Manuscript received March 23, 2007; revised manuscript received August 10, 2007, accepted September 7, 2007.
* Reprint requests and correspondence: Dr. Allan S. Jaffe, Mayo Clinic and Mayo Medical School, CV Division, Gonda 5, 200 First Street SW, Rochester, Minnesota 55905. (Email: Jaffe.Allan{at}mayo.edu).
Objectives: We compared single-point cardiac troponin T (cTnT) measurements with parameters from serial sampling during 96 h after acute myocardial infarction with magnetic resonance imaging measured infarct mass.
Background: Contrast-enhanced magnetic resonance imaging (CE-MRI) allows exact quantification of myocardial infarct size. Clinically, measurement of cardiac biomarkers is a more convenient alternative.
Methods: The CE-MRI infarct mass was determined 4 days after primary percutaneous coronary intervention in 31 ST-segment elevation myocardial infarction (STEMI) and 30 non–ST-segment elevation myocardial infarction (NSTEMI) patients. All single-point, peak, and integrated area under the curve (AUC) cTnT values were plotted against CE-MRI infarct mass.

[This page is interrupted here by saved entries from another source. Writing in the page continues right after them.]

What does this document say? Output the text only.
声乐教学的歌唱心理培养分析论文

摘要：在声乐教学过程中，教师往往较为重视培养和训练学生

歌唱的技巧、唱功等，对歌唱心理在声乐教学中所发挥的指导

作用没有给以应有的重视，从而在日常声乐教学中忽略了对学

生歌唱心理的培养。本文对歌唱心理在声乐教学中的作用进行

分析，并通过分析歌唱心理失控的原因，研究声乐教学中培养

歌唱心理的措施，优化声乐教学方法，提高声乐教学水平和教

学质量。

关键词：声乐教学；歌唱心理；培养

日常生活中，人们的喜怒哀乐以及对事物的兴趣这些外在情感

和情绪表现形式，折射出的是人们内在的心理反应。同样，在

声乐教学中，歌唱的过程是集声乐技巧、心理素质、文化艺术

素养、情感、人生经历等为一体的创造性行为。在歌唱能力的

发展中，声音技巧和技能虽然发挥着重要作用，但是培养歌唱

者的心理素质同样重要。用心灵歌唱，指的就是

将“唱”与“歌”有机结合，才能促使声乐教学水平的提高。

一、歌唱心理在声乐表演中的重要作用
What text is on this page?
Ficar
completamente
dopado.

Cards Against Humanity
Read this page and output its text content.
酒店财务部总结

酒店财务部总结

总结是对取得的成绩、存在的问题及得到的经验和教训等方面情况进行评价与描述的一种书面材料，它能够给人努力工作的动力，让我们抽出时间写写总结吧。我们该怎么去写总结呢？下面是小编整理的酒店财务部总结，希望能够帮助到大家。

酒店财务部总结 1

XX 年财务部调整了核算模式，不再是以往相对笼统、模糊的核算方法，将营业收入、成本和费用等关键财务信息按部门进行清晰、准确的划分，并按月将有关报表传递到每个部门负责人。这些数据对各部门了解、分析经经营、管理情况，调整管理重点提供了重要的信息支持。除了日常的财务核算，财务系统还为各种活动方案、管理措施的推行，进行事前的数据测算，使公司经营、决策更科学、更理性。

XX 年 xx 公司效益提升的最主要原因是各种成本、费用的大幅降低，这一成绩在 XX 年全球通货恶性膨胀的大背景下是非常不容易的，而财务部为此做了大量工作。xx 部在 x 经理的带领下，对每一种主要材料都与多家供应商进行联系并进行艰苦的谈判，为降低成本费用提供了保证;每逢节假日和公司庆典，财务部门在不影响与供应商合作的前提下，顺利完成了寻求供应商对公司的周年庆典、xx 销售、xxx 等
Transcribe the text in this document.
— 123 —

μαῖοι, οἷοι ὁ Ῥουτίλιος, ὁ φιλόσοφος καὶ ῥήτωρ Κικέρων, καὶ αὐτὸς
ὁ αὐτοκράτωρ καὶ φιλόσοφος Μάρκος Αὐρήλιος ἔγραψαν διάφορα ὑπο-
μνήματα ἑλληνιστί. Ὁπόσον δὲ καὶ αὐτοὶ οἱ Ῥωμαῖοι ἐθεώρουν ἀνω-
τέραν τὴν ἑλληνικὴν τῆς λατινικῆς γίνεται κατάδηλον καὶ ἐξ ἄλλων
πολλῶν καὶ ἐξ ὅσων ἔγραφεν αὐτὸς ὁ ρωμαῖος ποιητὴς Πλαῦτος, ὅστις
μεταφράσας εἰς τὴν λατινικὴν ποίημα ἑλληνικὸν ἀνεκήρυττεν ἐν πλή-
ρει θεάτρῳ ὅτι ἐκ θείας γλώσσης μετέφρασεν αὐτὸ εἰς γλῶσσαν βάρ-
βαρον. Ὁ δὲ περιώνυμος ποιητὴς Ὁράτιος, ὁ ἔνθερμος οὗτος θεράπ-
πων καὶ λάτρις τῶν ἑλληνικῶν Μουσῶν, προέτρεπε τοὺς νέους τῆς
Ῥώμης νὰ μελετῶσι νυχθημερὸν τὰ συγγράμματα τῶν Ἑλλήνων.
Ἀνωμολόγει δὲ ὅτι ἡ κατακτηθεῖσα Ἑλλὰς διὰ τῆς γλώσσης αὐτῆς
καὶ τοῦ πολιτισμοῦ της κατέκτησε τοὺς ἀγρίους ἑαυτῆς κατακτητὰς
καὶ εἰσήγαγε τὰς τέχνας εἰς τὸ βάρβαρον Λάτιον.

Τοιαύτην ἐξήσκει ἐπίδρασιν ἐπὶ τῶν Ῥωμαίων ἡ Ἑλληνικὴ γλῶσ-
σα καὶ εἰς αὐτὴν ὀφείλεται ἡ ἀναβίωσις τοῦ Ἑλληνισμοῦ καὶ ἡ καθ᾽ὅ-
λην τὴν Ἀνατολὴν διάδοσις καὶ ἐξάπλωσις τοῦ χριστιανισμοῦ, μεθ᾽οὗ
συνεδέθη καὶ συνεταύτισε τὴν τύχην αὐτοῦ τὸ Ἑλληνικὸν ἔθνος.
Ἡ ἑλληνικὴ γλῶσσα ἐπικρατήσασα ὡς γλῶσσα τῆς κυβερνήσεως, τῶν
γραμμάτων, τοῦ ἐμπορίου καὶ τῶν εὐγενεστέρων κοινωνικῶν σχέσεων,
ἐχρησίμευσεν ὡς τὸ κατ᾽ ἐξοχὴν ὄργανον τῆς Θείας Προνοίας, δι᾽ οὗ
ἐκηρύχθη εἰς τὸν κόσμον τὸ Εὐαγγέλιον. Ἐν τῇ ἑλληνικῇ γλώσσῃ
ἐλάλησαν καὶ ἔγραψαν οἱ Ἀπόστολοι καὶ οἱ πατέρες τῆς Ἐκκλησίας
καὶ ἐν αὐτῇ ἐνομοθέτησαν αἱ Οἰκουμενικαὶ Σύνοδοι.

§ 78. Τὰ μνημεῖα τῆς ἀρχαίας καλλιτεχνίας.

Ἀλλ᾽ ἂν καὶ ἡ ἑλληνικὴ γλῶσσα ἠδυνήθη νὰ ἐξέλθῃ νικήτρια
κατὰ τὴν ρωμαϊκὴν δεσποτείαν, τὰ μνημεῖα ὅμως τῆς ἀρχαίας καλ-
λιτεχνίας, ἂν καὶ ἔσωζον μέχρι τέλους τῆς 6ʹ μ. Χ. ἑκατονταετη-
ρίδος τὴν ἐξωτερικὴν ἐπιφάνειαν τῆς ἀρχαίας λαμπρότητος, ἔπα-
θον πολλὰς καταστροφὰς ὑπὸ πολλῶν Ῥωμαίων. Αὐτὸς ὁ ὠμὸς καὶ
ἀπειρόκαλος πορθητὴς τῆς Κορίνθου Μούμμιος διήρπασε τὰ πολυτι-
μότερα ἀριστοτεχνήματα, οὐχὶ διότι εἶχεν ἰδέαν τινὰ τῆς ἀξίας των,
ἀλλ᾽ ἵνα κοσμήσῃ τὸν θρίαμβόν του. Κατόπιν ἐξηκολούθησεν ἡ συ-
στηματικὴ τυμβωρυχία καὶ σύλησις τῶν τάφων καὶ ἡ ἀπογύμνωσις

Results: All single-point and serial cTnT values were significantly higher in STEMI than in NSTEMI (p < 0.01) patients. Except for the admission values, all single-point values on any of the first 4 days, peak cTnT and AUC cTnT were found to correlate comparably well with infarct mass. Among single-point measurements, cTnT on day 4 (cTnTD4) showed highest correlation and performed as well as peak cTnT or AUC cTnT (r = 0.66 vs. r = 0.65 vs. r = 0.69). Receiver-operator characteristic analysis demonstrated that cTnTD4 >0.84 µg/l predicted infarct mass above median as well as peak cTnT >1.57 µg/l or AUC cTnT (receiver-operator characteristic for AUC: 0.839 vs. 0.866 vs. 0.893). However, estimation of infarct mass with cTnTD4, peak cTnT, and AUC cTnT was worse in patients with NSTEMI (r = 0.36, r = 0.5, r = 0.36) than in STEMI (r = 0.75 vs. r = 0.65 vs. r = 0.76).
Conclusions: All single-point cTnTs, except on admission, give a good estimation of infarct size and perform as well as peak cTnT or AUC cTnT. Infarct estimation by single-point measurements, particularly cTnTD4, may gain clinical acceptance because the measurement is easy and inexpensive.